I’m continuing to read Academically Adrift and appreciating the hardcore research on the academic behaviors of college students. In short, students are under-prepared and universities are failing to meet most needs. This research is validating my observations in the field. I routinely confronted these issues firsthand when teaching in the classroom, and now I’m writing a book that includes my observations and remedies to these problems. That is happening, slowly, but surely.

Next on my nerdy agenda: I joined a new book club because I needed more literary oxygen and book talk. It’s the Non-fiction Book Group at Falmouth Public Library. Wow—what a smart group of well-read, articulate folks. We just finished reading and discussing a book I probably would never have read on my own: The Road to Ubar by Nicholas Clapp. It’s a fascinating account of Clapp’s attempt to discover ancient ruins whose existence waiver between myth and reality. This book shows the power of intellectual curiosity and the rewards of the inquiry method in practice. Clapp, a documentary film producer, has a fire in his belly to learn all he can about this ancient community. It encouraged me to push beyond the text and check out other resources. The book, itself, was an adventure. And best of all, the book group members are a most welcome addition to my literary life.

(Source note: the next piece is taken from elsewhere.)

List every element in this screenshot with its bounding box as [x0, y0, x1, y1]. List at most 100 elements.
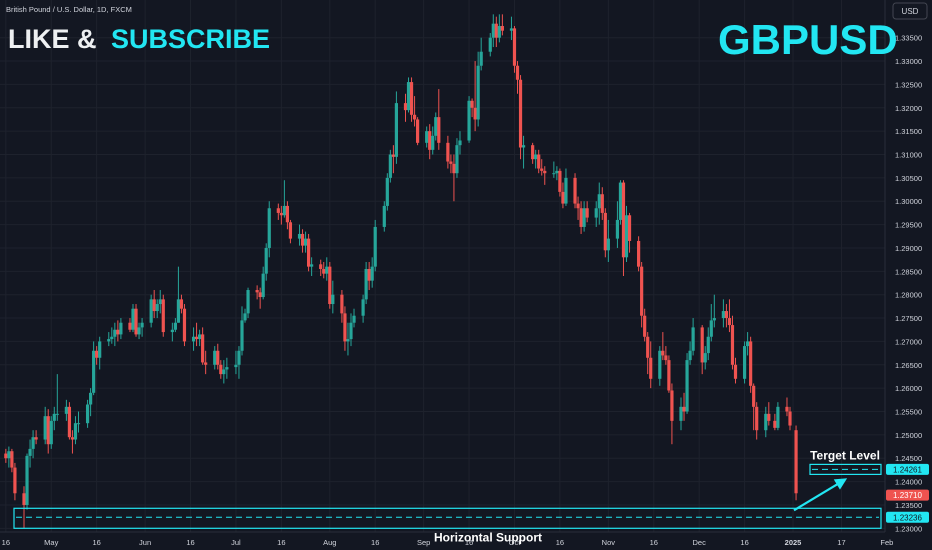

This begs the question: “So what do I really want out of a book group?” I want to read a text that is challenging and have bright folks engage in a lively, smart discussion ABOUT THE BOOK. I don’t want it to be a food festival of recipes that are vaguely connected to the title and devoured by a book group that never cracked the book. Also, I’m finding that I want our monthly selection to be more than a leisurely beach book; I need it to stretch and expand what I can already do on my own. So, I’ve joined two new book groups—one non-fiction and one fiction—both run by my local libraries. The non-fiction Ubar selection was great—fingers crossed for the fiction choice which is Major Pettigrew’s Last Stand by Helen Simonson. I start that next week.

One literary device I really hate in books is cheap trickery. I found this to be the case in Barbara Shapiro’s, The Art Forger. This “novel” focuses on the Isabella Stewart Gardner Museum art heist. It reads as an interesting mystery that I thought was based on actual fact. Here comes the problem: the blurry line between fact and fiction. The author says it’s a novel, but includes so many “factual” details and references to reality that it reads like a true narrative of an actual event. It is about forging art, and the book itself is a forgery—how clever, no, how annoying. The end of the book reveals that most of what the reader thought was true, is not. Even the Boston Globe article that looked so authentic, is faked. Needless to say, I didn’t find it effective or satisfying. The last time I remember getting so irritated at a cheap trick was after I finished reading Memoirs of a Geisha and found out that the “geisha” was really a young man from Brookline, MA, not even a geisha in the family. Ugh!

My irritation about The Art Forger was not in vain. Several months ago, David and I made a day trip to the Outer Cape and back again. We stumbled upon Parnassus Bookstore, and I asked my favorite question: “What should I not leave today without buying? The wise salesclerk put a copy of Mrs. Jack by Louise Hall Tharp in my hands and said “You’ll love it.” Mrs. Jack is a biography–to my surprise–of Isabella Stewart Gardner: a smart, feisty, accomplished Boston woman who created the Gardner Museum. I am more than half way through this book, and it is unadulterated joy. Her life is worth reading about; the author’s voice and style are addictive. I try to read just one chapter a night before I go to sleep, and that is impossible…like chocolates, just one more, just one more. What a refreshing change from The Art Forger. I must revisit Parnassus Bookstore and ask for another recommendation.

Life is short. So many books, so little time. Be picky.